De lá para cá, das margens para o centro, ganha força a organicidade social, que é um dos fenômenos mais interessantes da contemporaneidade, com reflexos sobre a moldura institucional, é a organicidade social. Em todas as esferas sociais e em todos os quadrantes, formam-se grupos em torno de entidades que passam a intermediar interesses e a fazer pressão. As organizações não governamentais constituem reflexos da onda organizativa da sociedade. As entidades intermediárias, até para dar respostas ao não atendimento das demandas de natureza política, começam, elas próprias, a mobilizar a sociedade, atuando junto aos Poderes, fazendo articulação para escolha de representantes e formando bancadas corporativas.

Apupos e vaias

Os protagonistas estarão mais próximos aos apupos, vaias e aplausos. Vejam o tour de Bolsonaro pela Itália. Tomado por vaias e aplausos. Espraia-se pelos continentes o sentimento de que a política, além de não corresponder aos anseios das sociedades, não é representada pelos melhores cidadãos, como estatuía o ideário aristotélico.

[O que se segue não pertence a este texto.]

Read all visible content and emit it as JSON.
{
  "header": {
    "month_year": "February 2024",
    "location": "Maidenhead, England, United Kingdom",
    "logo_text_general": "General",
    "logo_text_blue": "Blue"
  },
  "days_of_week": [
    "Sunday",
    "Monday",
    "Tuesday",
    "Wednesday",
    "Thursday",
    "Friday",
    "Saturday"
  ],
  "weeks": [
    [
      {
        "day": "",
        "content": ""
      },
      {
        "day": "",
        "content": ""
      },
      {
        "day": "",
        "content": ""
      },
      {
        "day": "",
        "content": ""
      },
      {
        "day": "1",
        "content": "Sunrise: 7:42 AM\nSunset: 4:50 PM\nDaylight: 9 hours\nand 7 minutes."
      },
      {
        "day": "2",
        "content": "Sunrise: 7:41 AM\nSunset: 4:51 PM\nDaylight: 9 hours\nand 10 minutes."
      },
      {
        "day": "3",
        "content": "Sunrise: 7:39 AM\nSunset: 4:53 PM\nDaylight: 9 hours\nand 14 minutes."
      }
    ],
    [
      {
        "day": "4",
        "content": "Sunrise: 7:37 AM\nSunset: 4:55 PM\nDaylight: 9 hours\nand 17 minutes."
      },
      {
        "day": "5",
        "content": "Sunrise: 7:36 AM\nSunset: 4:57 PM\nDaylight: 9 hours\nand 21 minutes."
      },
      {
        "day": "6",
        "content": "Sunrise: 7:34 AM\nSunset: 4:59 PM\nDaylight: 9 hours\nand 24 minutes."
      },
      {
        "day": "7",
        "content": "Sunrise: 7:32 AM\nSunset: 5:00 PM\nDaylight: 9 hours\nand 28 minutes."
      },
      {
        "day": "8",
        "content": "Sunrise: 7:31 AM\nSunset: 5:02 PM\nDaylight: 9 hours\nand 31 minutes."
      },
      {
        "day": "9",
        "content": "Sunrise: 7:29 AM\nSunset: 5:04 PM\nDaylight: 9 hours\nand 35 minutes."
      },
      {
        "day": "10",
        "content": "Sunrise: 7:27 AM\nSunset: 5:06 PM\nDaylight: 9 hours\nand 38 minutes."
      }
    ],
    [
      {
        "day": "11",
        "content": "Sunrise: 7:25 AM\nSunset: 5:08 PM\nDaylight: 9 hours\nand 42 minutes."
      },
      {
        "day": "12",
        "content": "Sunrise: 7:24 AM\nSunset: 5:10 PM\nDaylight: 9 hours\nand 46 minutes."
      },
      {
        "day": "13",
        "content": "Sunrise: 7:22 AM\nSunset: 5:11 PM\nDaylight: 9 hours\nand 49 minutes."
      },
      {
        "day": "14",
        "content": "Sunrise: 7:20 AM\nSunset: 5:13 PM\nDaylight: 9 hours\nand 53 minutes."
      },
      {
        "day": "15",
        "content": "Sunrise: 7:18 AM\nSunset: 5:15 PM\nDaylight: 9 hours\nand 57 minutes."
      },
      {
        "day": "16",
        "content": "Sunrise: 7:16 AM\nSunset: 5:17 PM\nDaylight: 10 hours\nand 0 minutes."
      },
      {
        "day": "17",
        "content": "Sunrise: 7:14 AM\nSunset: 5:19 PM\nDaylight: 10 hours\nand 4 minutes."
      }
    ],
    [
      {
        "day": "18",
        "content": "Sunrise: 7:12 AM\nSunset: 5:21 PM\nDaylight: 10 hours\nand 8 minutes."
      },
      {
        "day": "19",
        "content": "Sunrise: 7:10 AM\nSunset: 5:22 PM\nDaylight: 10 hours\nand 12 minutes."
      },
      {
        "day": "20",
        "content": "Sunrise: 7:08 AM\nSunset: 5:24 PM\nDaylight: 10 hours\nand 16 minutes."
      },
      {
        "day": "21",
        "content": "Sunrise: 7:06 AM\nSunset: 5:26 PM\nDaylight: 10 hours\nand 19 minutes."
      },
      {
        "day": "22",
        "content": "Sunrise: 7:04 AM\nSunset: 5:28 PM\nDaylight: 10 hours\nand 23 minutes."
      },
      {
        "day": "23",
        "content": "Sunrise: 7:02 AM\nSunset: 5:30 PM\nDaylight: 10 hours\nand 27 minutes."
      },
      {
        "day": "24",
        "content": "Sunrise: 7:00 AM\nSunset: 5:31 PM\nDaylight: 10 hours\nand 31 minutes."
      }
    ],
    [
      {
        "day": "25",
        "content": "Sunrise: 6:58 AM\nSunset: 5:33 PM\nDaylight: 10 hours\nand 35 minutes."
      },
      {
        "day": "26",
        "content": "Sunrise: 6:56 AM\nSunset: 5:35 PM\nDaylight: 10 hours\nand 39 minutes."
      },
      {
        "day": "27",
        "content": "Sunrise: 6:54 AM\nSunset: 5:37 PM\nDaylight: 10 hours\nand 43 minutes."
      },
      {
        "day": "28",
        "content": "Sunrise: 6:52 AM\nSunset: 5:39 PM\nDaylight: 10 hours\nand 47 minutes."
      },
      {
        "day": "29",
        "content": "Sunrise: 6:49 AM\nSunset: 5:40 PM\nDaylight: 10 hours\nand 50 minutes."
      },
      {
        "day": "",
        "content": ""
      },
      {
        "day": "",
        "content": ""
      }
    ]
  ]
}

A estampa dos homens públicos também se apresenta esboroada. Governantes das mais diferentes ideologias dão efetiva contribuição à degenerescência da arte de governar, pela qual Saint Just, um dos jacobinos da Revolução Francesa, já expressava, nos meados do século 18, grande desilusão: "Todas as artes produziram maravilhas, menos a arte de governar, que só produziu monstros". A frase se destinava a enquadrar perfis sanguinolentos. Mas, na contemporaneidade, canalhice e mediocridade inundam os espaços públicos. Quando Bill Clinton foi flagrado em atitudes não muito litúrgicas nos salões da Casa Branca, o panteão da imoralidade se elevou às alturas. Quando Donald Trump incentiva a invasão do capitólio, é flagrado pelo nobre sentimento norte-americano: o respeito à Constituição.

Biodiversidade

Dito isto, vem a pergunta: onde e como o Brasil evoluirá ao longo dos próximos tempos? Que frentes de progresso e modernidade pode vir registrar? O Brasil tem um tamanho continental. Essa grandeza não será destruída por governantes passageiros. A Nação brasileira, em futuro formando um bloco de potências que provocará profundas mudanças na geopolítica internacional. Que eixo unirá tais países? A defesa do meio ambiente. Hoje esse é um terreno devastado. Mas a sociedade mundial, com sua força centrípeta, ditará as conveniências das Nações. A salvação do planeta será o foco. O patrimônio brasileiro no campo da mega biodiversidade haverá de conferir ao país um prestígio hoje derrubado.